If you are going to win this, it is going to be a matter of "positioning" the issue.
We tend to think of this as only a second amendment issue (and I don't disagree with this), but it risks appealing to only a specific audience.
In a more liberal state like WA, I think part of the key will be to position it among the "rights of the individual", not just "rights to bear arms".
Somehow, you need to associate and connect the idea of gun ownership with "rights" that the left side of the political spectrum can understand.
For example, that segment tends to be fairly pro - marry anyone and pro-abortion. I know it is a big step for many people, but even if you don't believe in those things, if you can somehow associate the idea that "gun rights" are just another "right of the individual like - marry who they want, etc."

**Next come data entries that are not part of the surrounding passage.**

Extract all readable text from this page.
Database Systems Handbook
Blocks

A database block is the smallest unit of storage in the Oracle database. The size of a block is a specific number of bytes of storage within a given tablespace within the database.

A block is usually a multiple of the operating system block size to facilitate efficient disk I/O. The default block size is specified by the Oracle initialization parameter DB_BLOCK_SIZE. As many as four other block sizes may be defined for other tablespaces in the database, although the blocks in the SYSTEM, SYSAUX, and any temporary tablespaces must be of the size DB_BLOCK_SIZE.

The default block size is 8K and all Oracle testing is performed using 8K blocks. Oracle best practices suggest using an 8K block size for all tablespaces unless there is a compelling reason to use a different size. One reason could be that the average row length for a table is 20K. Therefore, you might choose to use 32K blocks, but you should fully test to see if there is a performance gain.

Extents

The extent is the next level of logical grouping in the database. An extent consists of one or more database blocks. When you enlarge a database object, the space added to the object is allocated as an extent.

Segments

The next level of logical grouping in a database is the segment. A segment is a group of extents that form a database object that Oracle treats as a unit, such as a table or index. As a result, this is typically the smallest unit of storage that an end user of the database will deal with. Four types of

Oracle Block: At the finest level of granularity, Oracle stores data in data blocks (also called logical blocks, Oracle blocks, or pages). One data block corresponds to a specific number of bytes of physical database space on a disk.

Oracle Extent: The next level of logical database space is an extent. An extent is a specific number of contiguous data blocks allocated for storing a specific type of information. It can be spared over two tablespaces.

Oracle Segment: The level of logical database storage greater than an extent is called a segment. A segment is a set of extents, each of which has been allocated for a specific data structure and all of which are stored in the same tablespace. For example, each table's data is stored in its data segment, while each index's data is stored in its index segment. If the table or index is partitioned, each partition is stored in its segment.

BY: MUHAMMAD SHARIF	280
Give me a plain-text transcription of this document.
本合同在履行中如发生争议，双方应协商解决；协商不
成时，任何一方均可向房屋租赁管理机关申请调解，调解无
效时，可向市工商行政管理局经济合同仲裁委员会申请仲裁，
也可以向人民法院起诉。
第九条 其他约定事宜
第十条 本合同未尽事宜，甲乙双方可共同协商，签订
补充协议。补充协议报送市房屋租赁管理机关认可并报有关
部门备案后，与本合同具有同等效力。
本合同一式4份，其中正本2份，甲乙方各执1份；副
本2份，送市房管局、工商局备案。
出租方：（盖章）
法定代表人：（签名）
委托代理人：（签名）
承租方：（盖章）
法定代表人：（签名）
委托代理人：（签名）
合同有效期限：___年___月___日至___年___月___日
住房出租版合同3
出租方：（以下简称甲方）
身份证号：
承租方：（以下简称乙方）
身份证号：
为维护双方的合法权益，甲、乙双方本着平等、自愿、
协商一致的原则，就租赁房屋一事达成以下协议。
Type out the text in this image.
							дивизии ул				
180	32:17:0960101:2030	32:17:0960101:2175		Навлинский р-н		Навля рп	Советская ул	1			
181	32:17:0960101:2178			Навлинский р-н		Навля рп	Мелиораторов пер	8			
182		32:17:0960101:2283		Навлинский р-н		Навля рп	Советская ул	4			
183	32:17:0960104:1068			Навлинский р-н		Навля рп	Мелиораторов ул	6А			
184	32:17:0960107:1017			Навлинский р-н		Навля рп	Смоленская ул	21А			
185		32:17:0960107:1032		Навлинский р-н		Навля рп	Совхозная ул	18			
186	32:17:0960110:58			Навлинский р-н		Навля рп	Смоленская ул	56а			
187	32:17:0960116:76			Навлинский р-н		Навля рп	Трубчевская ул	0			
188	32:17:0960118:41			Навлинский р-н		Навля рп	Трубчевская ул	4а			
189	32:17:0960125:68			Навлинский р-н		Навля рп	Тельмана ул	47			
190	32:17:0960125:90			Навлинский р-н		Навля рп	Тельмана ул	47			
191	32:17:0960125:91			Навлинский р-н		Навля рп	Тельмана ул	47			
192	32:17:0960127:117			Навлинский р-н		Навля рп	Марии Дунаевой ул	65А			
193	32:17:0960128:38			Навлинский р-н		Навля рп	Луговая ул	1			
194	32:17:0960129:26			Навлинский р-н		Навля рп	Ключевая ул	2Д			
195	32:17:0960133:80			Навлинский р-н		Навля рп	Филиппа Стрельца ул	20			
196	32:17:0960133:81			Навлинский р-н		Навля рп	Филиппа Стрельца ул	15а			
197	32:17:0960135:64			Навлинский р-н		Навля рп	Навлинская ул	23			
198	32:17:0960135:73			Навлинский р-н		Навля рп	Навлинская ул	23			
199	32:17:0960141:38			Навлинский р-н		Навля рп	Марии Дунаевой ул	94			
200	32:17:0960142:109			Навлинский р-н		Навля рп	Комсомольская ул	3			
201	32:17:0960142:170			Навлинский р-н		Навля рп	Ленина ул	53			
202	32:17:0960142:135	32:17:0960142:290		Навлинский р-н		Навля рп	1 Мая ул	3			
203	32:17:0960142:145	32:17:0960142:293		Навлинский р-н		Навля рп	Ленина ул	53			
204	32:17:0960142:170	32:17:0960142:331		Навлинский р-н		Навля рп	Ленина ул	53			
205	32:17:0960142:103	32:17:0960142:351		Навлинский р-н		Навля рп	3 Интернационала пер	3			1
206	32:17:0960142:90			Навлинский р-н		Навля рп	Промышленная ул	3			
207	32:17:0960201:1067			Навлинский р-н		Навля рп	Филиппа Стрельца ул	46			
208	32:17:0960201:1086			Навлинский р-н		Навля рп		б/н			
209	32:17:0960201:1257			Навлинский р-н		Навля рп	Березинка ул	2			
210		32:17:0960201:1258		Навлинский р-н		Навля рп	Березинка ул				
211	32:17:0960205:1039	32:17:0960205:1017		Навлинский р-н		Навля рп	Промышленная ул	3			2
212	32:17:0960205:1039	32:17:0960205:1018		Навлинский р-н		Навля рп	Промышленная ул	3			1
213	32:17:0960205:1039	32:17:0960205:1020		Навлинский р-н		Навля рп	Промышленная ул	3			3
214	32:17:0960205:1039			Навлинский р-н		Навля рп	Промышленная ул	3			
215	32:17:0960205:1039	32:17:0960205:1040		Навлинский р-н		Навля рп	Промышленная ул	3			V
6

I am not saying that I promote those concepts, I am just saying that if you want to keep the segment of voters from "taking away our rights", then they need to see that this law is the equivalent of people wanting to take away the rights that they perceive as important.
When I visited Seattle a few years ago, I was actually pretty surprised how extreme some people there actually were, but it was more a mob mentality than based on real knowledge. We see this around here in the San Francisco area all the time.
What seemed to work for me, was to go hang out in the coffee shop (or bar + grill) and just casually engage people who came in, ask what they were up to, and just start talking about how concerned you are that politicians are trying to take away "peoples rights", like voting rights, marriage rights, seizing private property, and even basic things like how you use a gun a the range.
Get them to think about the typical gun owner as no different than someone who plays golf. Peaceful, working on self-improvement, a hobby. That way they think of it as more of a left wing - white collar activity rather than something that strange people do.
What matters is getting the right laws passed, and the wrong ones dropped, not if the person voting has some other non ideal social views.